An astonishing masterpiece
24 April 2004
Warning: Spoilers
Like "Bienvenido Mr Marshall", this film earns its keep first of all by being wickedly funny, an achievement that once again depends partly on the director's gift for distilling his somewhat baleful observation of Spanish society into a series of deft, economical verbal and visual gags and tableaux, and partly on the talents of the unforgettable Jose Isbert, who plays, with variations, his inherited role as an apparently humourless old man to whom hilarious situations just casually adhere as he muddles through life. In "Mr Marshall" a sly rascal with a curiously intermittent hearing problem, here he acquires a touch of the wry reflectiveness of the old man whose profession condemns him to virtual social ostracism, who can invite his future son-in-law to "here, put your fingers into this light socket" with all the casual gentility of someone offering a top-up to a glass of sherry.

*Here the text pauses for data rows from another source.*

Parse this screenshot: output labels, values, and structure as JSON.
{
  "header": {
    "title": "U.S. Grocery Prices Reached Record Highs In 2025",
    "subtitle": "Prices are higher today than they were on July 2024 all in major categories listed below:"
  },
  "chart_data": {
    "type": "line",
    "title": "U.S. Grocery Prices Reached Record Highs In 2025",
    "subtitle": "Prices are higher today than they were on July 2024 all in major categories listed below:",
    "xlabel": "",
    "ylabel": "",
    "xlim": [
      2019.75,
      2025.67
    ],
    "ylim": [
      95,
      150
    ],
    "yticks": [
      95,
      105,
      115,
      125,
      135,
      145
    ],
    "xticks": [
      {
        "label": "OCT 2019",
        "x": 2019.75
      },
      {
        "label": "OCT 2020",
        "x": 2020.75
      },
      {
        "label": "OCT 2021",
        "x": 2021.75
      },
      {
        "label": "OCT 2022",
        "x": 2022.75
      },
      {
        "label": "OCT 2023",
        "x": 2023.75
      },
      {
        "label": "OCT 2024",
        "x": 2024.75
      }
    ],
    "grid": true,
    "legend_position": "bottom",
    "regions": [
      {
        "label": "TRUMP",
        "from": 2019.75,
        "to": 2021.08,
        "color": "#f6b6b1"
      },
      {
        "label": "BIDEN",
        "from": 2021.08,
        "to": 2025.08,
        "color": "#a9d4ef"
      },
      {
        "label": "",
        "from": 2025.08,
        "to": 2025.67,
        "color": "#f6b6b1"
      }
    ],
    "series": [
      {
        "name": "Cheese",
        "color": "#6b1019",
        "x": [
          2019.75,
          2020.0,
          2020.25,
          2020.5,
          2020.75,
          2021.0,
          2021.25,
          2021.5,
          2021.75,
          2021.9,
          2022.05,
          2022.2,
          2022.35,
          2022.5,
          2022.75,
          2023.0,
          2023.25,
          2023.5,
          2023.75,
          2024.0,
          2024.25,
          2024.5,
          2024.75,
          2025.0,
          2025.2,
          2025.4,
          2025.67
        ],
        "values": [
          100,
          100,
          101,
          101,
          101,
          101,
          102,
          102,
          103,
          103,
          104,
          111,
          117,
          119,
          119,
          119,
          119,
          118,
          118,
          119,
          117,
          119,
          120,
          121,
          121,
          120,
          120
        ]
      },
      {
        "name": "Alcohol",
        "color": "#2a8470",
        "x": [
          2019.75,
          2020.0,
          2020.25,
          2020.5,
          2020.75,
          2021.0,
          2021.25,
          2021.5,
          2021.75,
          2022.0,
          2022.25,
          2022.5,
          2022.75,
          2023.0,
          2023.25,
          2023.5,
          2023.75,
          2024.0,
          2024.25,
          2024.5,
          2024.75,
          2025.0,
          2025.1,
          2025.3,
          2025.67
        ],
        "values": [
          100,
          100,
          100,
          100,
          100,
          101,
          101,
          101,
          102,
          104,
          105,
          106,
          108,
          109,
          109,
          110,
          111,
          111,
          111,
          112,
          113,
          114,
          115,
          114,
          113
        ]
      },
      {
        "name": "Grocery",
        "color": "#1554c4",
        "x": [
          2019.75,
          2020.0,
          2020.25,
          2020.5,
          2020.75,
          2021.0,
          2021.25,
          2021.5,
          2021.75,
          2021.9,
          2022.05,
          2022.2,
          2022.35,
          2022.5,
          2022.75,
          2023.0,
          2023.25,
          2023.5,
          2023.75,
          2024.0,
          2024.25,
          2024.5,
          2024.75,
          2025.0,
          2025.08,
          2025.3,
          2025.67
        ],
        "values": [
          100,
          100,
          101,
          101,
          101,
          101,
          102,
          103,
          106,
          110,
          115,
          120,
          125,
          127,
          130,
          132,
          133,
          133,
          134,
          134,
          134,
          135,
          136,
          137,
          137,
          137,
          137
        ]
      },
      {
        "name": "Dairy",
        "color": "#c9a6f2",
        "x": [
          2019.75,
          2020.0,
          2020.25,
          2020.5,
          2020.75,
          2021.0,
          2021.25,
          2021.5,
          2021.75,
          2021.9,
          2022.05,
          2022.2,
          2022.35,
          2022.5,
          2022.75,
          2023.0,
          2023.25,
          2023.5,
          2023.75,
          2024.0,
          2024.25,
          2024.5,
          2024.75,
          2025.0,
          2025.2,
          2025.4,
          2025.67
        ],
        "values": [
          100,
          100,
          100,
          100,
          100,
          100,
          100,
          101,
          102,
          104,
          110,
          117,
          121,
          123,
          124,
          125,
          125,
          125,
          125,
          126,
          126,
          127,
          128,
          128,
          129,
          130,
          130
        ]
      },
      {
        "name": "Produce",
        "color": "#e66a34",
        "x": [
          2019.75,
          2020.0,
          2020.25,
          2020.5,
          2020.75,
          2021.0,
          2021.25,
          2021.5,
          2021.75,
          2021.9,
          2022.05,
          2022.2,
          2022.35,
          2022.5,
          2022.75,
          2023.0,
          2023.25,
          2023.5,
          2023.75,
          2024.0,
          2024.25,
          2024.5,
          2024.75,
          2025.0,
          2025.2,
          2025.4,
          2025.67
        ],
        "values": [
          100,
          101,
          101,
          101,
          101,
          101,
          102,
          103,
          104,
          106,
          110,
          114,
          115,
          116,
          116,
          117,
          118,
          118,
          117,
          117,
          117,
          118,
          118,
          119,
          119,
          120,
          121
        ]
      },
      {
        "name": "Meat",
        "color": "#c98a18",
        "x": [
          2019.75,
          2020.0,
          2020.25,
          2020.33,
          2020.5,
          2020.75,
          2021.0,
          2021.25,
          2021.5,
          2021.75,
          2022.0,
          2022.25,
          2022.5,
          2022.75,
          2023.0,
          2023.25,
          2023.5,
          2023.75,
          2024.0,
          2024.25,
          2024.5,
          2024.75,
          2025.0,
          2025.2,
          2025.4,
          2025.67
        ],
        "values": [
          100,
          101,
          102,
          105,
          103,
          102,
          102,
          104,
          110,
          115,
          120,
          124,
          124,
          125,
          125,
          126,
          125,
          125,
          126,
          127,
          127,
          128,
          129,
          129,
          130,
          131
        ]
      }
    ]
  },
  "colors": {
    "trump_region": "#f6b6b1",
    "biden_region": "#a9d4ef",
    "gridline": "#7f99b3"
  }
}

Next to him, and reaching over from comedy towards understated tragedy, Nino Manfredi turns in a flawless performance as the young man who dreams of going to Germany to learn the trade of mechanic, but gets prodded and browbeaten into a hasty marriage, then into accepting the title and benefits of a job he hopes never to have to perform, and then... The way this progression is conveyed is masterly: while he's clearly (and fatally) manipulable (esp. by his wife), we are never for a moment allowed to dismiss, or laugh at, his character as a simpleton, even though we may laugh with uneasy recognition at his clumsy attempts at courtship (distilled in an EXT scene where he first cleans the dog-dirt from his shoe, then invites his beloved to dance, then gets shouted at for "using up someone else's music" and ends up having to provide the music himself by whistling). He is, we decide, a decent human being who mostly tries to stay out of trouble and do the right thing for himself, his wife and future offspring - the true guilt lies elsewhere. The obscure tragedy we see happening is of a man being gradually and remorselessly deprived of his values and self-respect before he's even had time to become fully aware of them or decide how important they are to him. The implied social criticism leading on from that (throttled back, as always, to get past the censors) is fairly obvious.

Which leads us to those astonishing final scenes: the fairylit grotto in Palma de Mallorca where a largely tourist audience wait expectantly for some watery spectacle to occur, only to see a surreal tricorned Civil Guard drifting through in a boat and calling out to Manfredi's "Jose Luis Rodriguez" in a stentorian, megaphone-amplified "whisper"; then the scene in which we are offered a crane shot of an unfurnished prison yard with a door in the far corner, towards which we watch Jose Luis being hustled or dragged, weakly protesting, by a mixed contingent of priest and guards, very much as if he himself were the condemned prisoner. There's something so allusively haunting about that shot - whether it's the poignant detail of the dropped hat, whether the stuffing of a fat group of black-clothed people through a narrow door inspires Biblical reminiscences or suggests a birth in reverse - that it alone propels this film into some pretty select company in terms of artistic greatness. But, again like Mr Marshall, this film is so packed with visual and verbal gems that it would take a book, and several dozen viewings, to come anywhere near doing it justice.